Nigerian institution for French studies

The Nigeria French Language Village (Village français du Nigéria, also known as French Village) is an inter-university centre for French studies in Nigeria. Located in Badagry, Lagos State, the centre is an autonomous federal tertiary institution regulated by the Nigerian National Universities Commission.

== History ==
Established in 1991, the centre provides language immersion and acculturation programmes for students of French studies across Nigerian tertiary institutions, including universities, polytechnics and colleges of education. The centre was established as a domestic alternative to the erstwhile mandatory foreign-based year-abroad component of bachelor's degree programmes in Nigerian universities. The centre also offers language instruction services and certification programmes to private individuals interested in mastering the French language.

The Village is sited on a 16-hectare complex along the Lagos–Badagry Expressway, on the site of the former Government Teachers’ Training College in Badagry town.

The idea of the Nigeria French Language Village was conceived by former Nigerian Minister of Education, Jubril Aminu. It was, however, his successor, Babs Fafunwa who oversaw the take-off of the Village in September 1991. The first set of undergraduates from only six Nigerian Universities resumed in the Village on Monday 6 January 1992.
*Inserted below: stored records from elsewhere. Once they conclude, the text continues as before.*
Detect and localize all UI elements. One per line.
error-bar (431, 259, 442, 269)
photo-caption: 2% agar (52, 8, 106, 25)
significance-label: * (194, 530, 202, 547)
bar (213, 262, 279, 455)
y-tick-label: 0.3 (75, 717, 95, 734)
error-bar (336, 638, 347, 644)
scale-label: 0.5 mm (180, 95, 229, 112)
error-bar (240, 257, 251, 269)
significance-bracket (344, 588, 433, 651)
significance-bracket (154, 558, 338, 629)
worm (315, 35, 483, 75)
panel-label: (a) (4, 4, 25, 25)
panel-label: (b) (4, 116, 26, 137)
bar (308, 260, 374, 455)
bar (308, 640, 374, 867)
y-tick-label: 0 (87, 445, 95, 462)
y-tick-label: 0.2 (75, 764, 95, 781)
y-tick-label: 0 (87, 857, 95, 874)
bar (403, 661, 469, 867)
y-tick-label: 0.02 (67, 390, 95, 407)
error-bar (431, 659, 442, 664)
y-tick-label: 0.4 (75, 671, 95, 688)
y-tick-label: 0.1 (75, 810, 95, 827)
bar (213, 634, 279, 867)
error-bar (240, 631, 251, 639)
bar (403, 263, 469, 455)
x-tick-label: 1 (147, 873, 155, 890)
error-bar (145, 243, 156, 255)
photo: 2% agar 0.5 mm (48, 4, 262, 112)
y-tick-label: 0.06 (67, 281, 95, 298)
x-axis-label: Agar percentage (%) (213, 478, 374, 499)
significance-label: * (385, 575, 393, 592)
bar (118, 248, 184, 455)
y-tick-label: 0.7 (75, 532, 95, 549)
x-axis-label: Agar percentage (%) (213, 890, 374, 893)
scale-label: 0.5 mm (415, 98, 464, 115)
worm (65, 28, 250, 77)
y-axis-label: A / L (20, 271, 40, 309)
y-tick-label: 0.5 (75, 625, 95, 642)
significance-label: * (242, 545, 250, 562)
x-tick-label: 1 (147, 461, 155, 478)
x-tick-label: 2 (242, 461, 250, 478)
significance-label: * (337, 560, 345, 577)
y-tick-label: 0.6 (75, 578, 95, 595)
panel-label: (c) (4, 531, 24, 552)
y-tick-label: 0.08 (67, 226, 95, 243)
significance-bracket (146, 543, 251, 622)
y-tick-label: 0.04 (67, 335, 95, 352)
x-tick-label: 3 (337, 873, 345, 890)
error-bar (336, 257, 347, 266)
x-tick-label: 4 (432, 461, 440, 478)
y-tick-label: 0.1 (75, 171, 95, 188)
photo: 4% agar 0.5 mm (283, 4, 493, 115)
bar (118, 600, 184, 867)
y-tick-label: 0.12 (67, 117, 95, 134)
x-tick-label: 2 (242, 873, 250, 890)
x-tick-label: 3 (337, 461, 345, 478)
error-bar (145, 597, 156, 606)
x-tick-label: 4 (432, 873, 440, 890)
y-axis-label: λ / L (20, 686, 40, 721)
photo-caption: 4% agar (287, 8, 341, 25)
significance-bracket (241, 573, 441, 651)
After 30 years of its existence, the Nigerian Senate passed the Nigeria French Language Village (Establishment) Bill, 2021 into law in July 2021, codifying the establishment of the institute as an inter-university centre for French studies in Nigeria. The passage of the bill followed the presentation and consideration of a report by the Senate Committee on Tertiary Institutions and TETFUND.

== Administration ==
The incumbent Director and chief executive officer of the institution is Lateef Babatunde Ayeleru, a Nigerian professor of French, Applied Linguistics and African Literature at the University of Ibadan. Ayeleru assumed the position in January 2020 taking over from Rauf Adebisi who served from July 2014 until 2020. The pioneer Director of the centre was Samuel Ade-Ojo, who served in the position for 12 years from 1991 till 2003. Samuel Olabanji Aje, the current Vice Chancellor of Achievers University, also headed the Village between 2003 and 2014.